By Swedish law, health service staff must work in accordance with scientific knowledge and accepted standards of practice. Research results and comprehensive clinical experience should guide the delivery of health care. But how should this be done?
Each year, millions of scientific articles are published in biomedical journals worldwide. It is extremely difficult for the individual caregiver to monitor the extensive and ever increasing flow of new research findings, even within a specialized field. Furthermore, research results are not always clear, consistent, and reliable. There is a need to review all of this knowledge systematically and critically – scientific assessment is needed.
Assessing an intervention involves evaluating benefits and harm. Relevant information about the intervention is systematically collected, and the intervention is compared with other interventions or with the absence of any intervention. When weighing different options, decisions on the best alternative can be informed by solid evidence. Thus, assessment results form a base for decision making.
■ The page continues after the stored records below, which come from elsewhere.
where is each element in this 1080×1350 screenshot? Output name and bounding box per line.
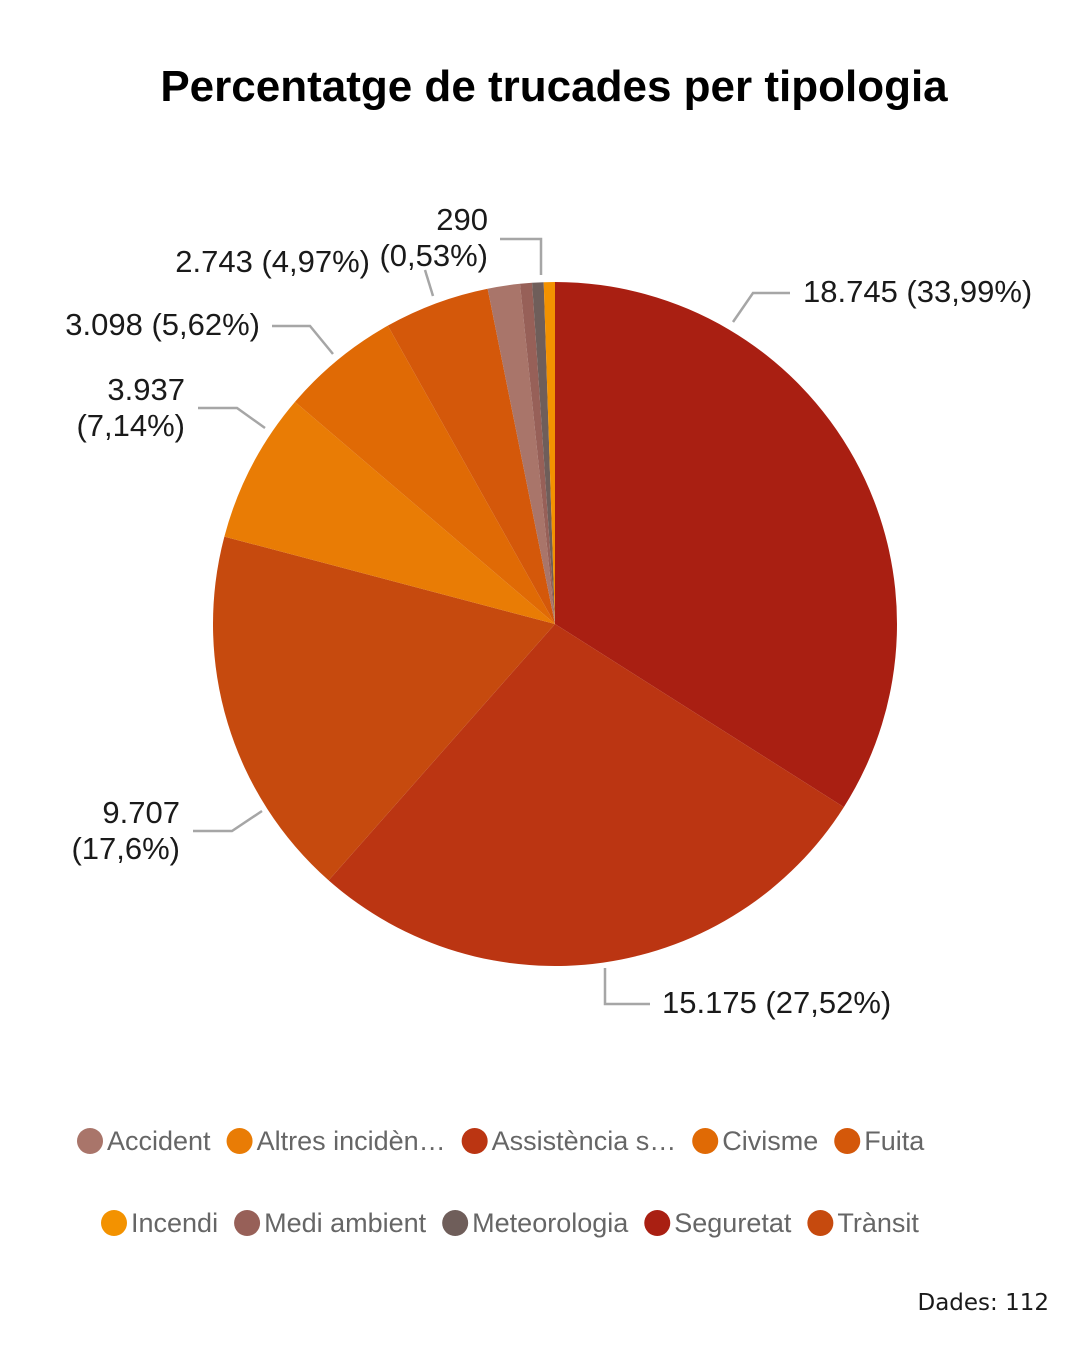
data-label-assistencia-s: 15.175 (27,52%) <box>662 985 891 1020</box>
legend-swatch-fuita <box>834 1128 861 1154</box>
legend-item-fuita[interactable]: Fuita <box>834 1126 925 1156</box>
legend-item-transit[interactable]: Trànsit <box>807 1208 919 1238</box>
legend: Accident Altres incidèn… Assistència s… Civ… <box>77 1126 925 1238</box>
data-label-fuita: 2.743 (4,97%) <box>175 244 370 279</box>
leader-line-assistencia-s <box>603 968 650 1006</box>
legend-item-medi-ambient[interactable]: Medi ambient <box>234 1208 427 1238</box>
leader-line-transit <box>193 809 263 833</box>
pie-slice-altres-inciden[interactable] <box>224 401 556 624</box>
pie-slice-assistencia-s[interactable] <box>328 624 844 967</box>
data-label-seguretat: 18.745 (33,99%) <box>803 274 1032 309</box>
data-labels: 18.745 (33,99%) 15.175 (27,52%) 9.707 (17,6… <box>65 202 1032 1020</box>
legend-item-assistencia-s[interactable]: Assistència s… <box>461 1126 677 1156</box>
pie-slice-meteorologia[interactable] <box>532 282 555 624</box>
legend-swatch-civisme <box>692 1128 719 1154</box>
legend-label-transit: Trànsit <box>837 1208 919 1238</box>
pie-slice-transit[interactable] <box>213 536 555 881</box>
legend-label-seguretat: Seguretat <box>674 1208 792 1238</box>
legend-label-assistencia-s: Assistència s… <box>492 1126 677 1156</box>
legend-swatch-medi-ambient <box>234 1210 261 1236</box>
leader-line-civisme <box>272 324 334 355</box>
leader-line-seguretat <box>731 291 790 323</box>
legend-swatch-altres-inciden <box>226 1128 253 1154</box>
data-label-incendi: 290 (0,53%) <box>379 202 488 273</box>
leader-lines <box>193 237 790 1006</box>
pie-slice-civisme[interactable] <box>294 325 555 624</box>
data-label-civisme: 3.098 (5,62%) <box>65 307 260 342</box>
data-label-transit: 9.707 (17,6%) <box>71 795 180 866</box>
pie-slice-accident[interactable] <box>487 283 555 624</box>
legend-item-civisme[interactable]: Civisme <box>692 1126 818 1156</box>
legend-label-fuita: Fuita <box>864 1126 925 1156</box>
legend-swatch-accident <box>77 1128 103 1154</box>
pie-slice-seguretat[interactable] <box>555 282 897 808</box>
leader-line-incendi <box>500 237 543 275</box>
chart-title: Percentatge de trucades per tipologia <box>160 62 948 111</box>
leader-line-altres-inciden <box>198 406 266 430</box>
legend-item-meteorologia[interactable]: Meteorologia <box>442 1208 629 1238</box>
legend-label-civisme: Civisme <box>722 1126 818 1156</box>
legend-item-accident[interactable]: Accident <box>77 1126 211 1156</box>
legend-swatch-seguretat <box>644 1210 671 1236</box>
pie-slice-incendi[interactable] <box>543 282 555 624</box>
pie-slice-medi-ambient[interactable] <box>519 282 555 624</box>
legend-item-seguretat[interactable]: Seguretat <box>644 1208 792 1238</box>
legend-label-accident: Accident <box>107 1126 211 1156</box>
legend-swatch-assistencia-s <box>461 1128 488 1154</box>
source-note: Dades: 112 <box>917 1290 1050 1316</box>
legend-swatch-incendi <box>101 1210 127 1236</box>
legend-label-medi-ambient: Medi ambient <box>264 1208 427 1238</box>
pie-slice-fuita[interactable] <box>387 288 555 624</box>
data-label-altres-inciden: 3.937 (7,14%) <box>76 372 185 443</box>
legend-swatch-meteorologia <box>442 1210 469 1236</box>
leader-line-fuita <box>423 269 435 297</box>
legend-label-incendi: Incendi <box>131 1208 218 1238</box>
legend-label-meteorologia: Meteorologia <box>472 1208 629 1238</box>
legend-swatch-transit <box>807 1210 834 1236</box>
pie-slices <box>213 282 897 967</box>
legend-item-incendi[interactable]: Incendi <box>101 1208 218 1238</box>
legend-item-altres-inciden[interactable]: Altres incidèn… <box>226 1126 446 1156</box>
legend-label-altres-inciden: Altres incidèn… <box>257 1126 446 1156</box>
SBU's assessments review the benefits, risks, and costs of methods used in healthcare delivery. For example, the reports may show which methods are most appropriate for treating asthma, preventing blood clots, dealing with obesity, managing wounds, or alleviating chronic pain.
However, the assessments do not point out the effective methods only. It is equally important to identify methods that are ineffective, or not cost effective, so they can be avoided. Such information is equally important in the delivery of appropriate medical and nursing care and assures that healthcare resources yield the greatest possible benefit.
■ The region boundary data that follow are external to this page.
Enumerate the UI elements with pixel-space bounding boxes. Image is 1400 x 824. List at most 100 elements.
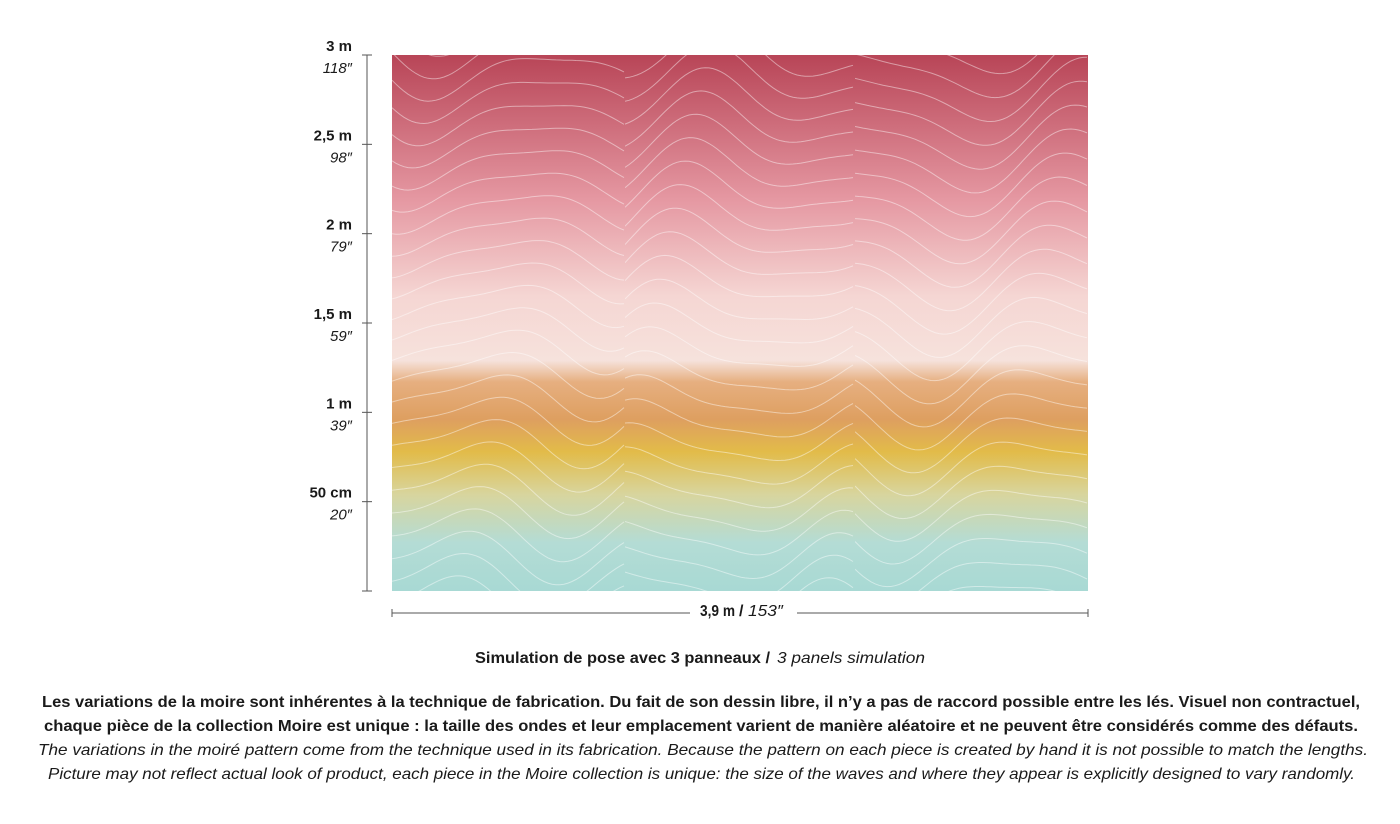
wave-line <box>418 575 625 591</box>
wave-line <box>393 55 479 80</box>
wave-line <box>625 55 854 79</box>
note-line: The variations in the moiré pattern come… <box>38 742 1368 759</box>
width-imperial: 153″ <box>748 603 784 620</box>
wave-line <box>855 321 1088 382</box>
wave-line <box>855 489 1088 542</box>
height-imperial: 20″ <box>329 507 353 524</box>
wave-line <box>625 0 853 54</box>
wave-line <box>392 598 624 654</box>
wave-line <box>625 55 854 102</box>
wave-line <box>392 172 625 213</box>
width-separator: / <box>739 603 744 620</box>
wave-line <box>392 530 625 586</box>
wave-line <box>625 278 854 321</box>
wave-line <box>392 508 625 563</box>
height-metric: 50 cm <box>309 485 352 502</box>
wave-line <box>855 128 1088 194</box>
wave-line <box>392 150 625 191</box>
wave-line <box>392 396 625 446</box>
wave-line <box>392 351 625 399</box>
wave-line <box>855 272 1088 335</box>
height-imperial: 39″ <box>330 417 353 434</box>
wave-line <box>625 554 854 591</box>
height-metric: 2,5 m <box>314 127 352 144</box>
wave-line <box>855 0 1087 50</box>
height-metric: 1 m <box>326 395 352 412</box>
height-imperial: 98″ <box>330 149 353 166</box>
wave-line <box>392 441 625 493</box>
wave-line <box>855 610 1087 654</box>
wave-line <box>392 0 624 34</box>
wave-line <box>392 486 625 540</box>
wave-line <box>625 487 854 532</box>
height-metric: 2 m <box>326 217 352 234</box>
wave-line <box>855 152 1088 218</box>
wave-line <box>392 81 625 125</box>
caption-fr: Simulation de pose avec 3 panneaux / <box>475 650 771 667</box>
wave-line <box>392 463 625 516</box>
height-imperial: 79″ <box>330 239 353 256</box>
wave-line <box>856 55 1055 99</box>
wave-line <box>855 417 1088 474</box>
height-metric: 1,5 m <box>314 306 352 323</box>
wave-line <box>855 200 1088 265</box>
wave-line <box>625 254 854 298</box>
wave-line <box>625 532 854 580</box>
note-line: chaque pièce de la collection Moire est … <box>44 718 1358 735</box>
note-line: Les variations de la moire sont inhérent… <box>42 694 1360 711</box>
width-metric: 3,9 m <box>700 603 735 620</box>
wave-line <box>625 398 854 438</box>
wave-line <box>625 0 853 32</box>
wave-line <box>392 419 625 470</box>
height-imperial: 118″ <box>323 60 353 77</box>
panel-waves <box>625 0 854 591</box>
wave-line <box>855 80 1088 146</box>
panel-waves <box>855 0 1088 654</box>
wave-line <box>855 0 1087 26</box>
wave-line <box>918 562 1088 591</box>
wave-line <box>625 137 854 189</box>
wave-line <box>625 90 854 147</box>
wave-line <box>392 0 624 11</box>
height-ruler: 3 m 118″ 2,5 m 98″ 2 m 79″ 1,5 m 59″ 1 m 39″ 50 cm… <box>309 38 372 592</box>
wave-line <box>625 374 854 414</box>
wave-line <box>428 55 450 57</box>
wave-line <box>392 307 625 352</box>
wave-line <box>855 538 1088 588</box>
note-line: Picture may not reflect actual look of p… <box>48 766 1355 783</box>
wave-line <box>625 0 853 10</box>
wave-line <box>855 393 1088 451</box>
wave-line <box>392 127 625 169</box>
wallpaper-image <box>392 55 1088 591</box>
wave-line <box>855 0 1087 2</box>
wave-line <box>948 586 1056 591</box>
wave-line <box>392 374 625 423</box>
wave-pattern <box>392 0 1088 654</box>
wave-line <box>625 160 854 209</box>
wave-line <box>855 248 1088 312</box>
wave-line <box>799 577 854 591</box>
wave-line <box>625 443 854 485</box>
wave-line <box>392 240 625 281</box>
wave-line <box>392 262 625 305</box>
wave-line <box>392 105 625 147</box>
wave-line <box>855 513 1088 565</box>
width-ruler: 3,9 m / 153″ <box>391 603 1089 620</box>
wave-line <box>392 329 625 376</box>
panel-waves <box>392 0 625 654</box>
wave-line <box>392 58 625 102</box>
wave-line <box>855 104 1088 170</box>
wave-line <box>625 207 854 253</box>
wave-line <box>855 345 1088 405</box>
wave-line <box>625 67 854 125</box>
wave-line <box>392 195 625 235</box>
wave-line <box>855 224 1088 288</box>
wave-line <box>625 422 854 462</box>
wave-line <box>392 552 625 591</box>
wave-line <box>625 350 854 391</box>
wave-line <box>855 176 1088 241</box>
height-imperial: 59″ <box>330 328 353 345</box>
wave-line <box>392 217 625 257</box>
wave-line <box>855 56 1088 123</box>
It is also essential to identify important knowledge gaps – areas where people simply do not know which methods offer the greatest benefit and where further research is urgently needed.
Simply stated, evidence based health care refers to a conscious and systematic effort to design health services in accordance with the best possible scientific evidence – a concept that has been supported by Swedish legislation for many years. Many who work in the healthcare sector consider this approach to be essential.
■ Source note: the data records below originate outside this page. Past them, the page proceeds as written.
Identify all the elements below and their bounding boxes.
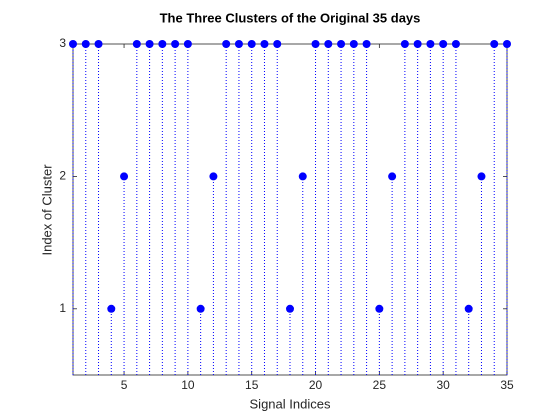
y-tick-label: 1 — [59, 301, 66, 315]
stem-marker — [158, 40, 167, 48]
plot-box — [72, 43, 508, 376]
stem-marker — [81, 40, 90, 48]
stem-marker — [400, 40, 409, 48]
x-tick-label: 25 — [373, 378, 387, 392]
stem-marker — [183, 40, 192, 48]
stem-marker — [273, 40, 282, 48]
stem-marker — [464, 304, 473, 313]
stem-marker — [298, 172, 307, 181]
y-tick-label: 3 — [59, 36, 66, 50]
stem-marker — [388, 172, 397, 181]
x-tick-label: 30 — [436, 378, 450, 392]
stem-marker — [247, 40, 256, 48]
stem-marker — [69, 40, 77, 48]
stem-marker — [362, 40, 371, 48]
stem-marker — [234, 40, 243, 48]
stem-marker — [439, 40, 448, 48]
stem-marker — [413, 40, 422, 48]
stem-marker — [132, 40, 141, 48]
stem-marker — [171, 40, 180, 48]
stem-marker — [375, 304, 384, 313]
stem-marker — [324, 40, 333, 48]
x-tick-label: 10 — [181, 378, 195, 392]
stem-marker — [337, 40, 346, 48]
stem-marker — [260, 40, 269, 48]
stem-marker — [120, 172, 129, 181]
x-tick-label: 35 — [500, 378, 514, 392]
x-axis-label: Signal Indices — [250, 396, 331, 411]
stem-marker — [426, 40, 435, 48]
stem-marker — [209, 172, 218, 181]
stem-marker — [222, 40, 231, 48]
x-tick-label: 5 — [121, 378, 128, 392]
stem-marker — [503, 40, 511, 48]
stem-marker — [196, 304, 205, 313]
x-tick-label: 15 — [245, 378, 259, 392]
stem-marker — [145, 40, 154, 48]
stem-marker — [490, 40, 499, 48]
y-tick-label: 2 — [59, 169, 66, 183]
stem-marker — [311, 40, 320, 48]
stem-marker — [477, 172, 486, 181]
stem-marker — [349, 40, 358, 48]
stem-marker — [107, 304, 116, 313]
stem-marker — [451, 40, 460, 48]
y-axis-label: Index of Cluster — [39, 164, 54, 256]
x-tick-label: 20 — [309, 378, 323, 392]
stem-marker — [286, 304, 294, 313]
chart-title: The Three Clusters of the Original 35 da… — [160, 10, 421, 25]
stem-marker — [94, 40, 103, 48]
So why do we need a special concept to denote something so self-evident? One reason is that the scientific basis for health services is not always as strong as it should be. New approaches may be needed to keep abreast of advancements in research and to assure that practice always keeps pace with the evidence.
Moreover, available research findings are not always acted upon. For example, new methods may find their way into clinical practice without having been scientifically assessed. Other methods, which have been shown to be obsolete but have become routine, continue to be used. Hence, we need an ongoing process of evaluation – do the interventions we offer actually provide the benefits that we believe in and hope for?
Implementing evidence based health care means that decisions are supported by the best available scientific evidence from rigorous trials – as a complement to other knowledge and to input from patients and caregivers.
Important healthcare decisions that concern a patient's health should always proceed from the best available scientific evidence.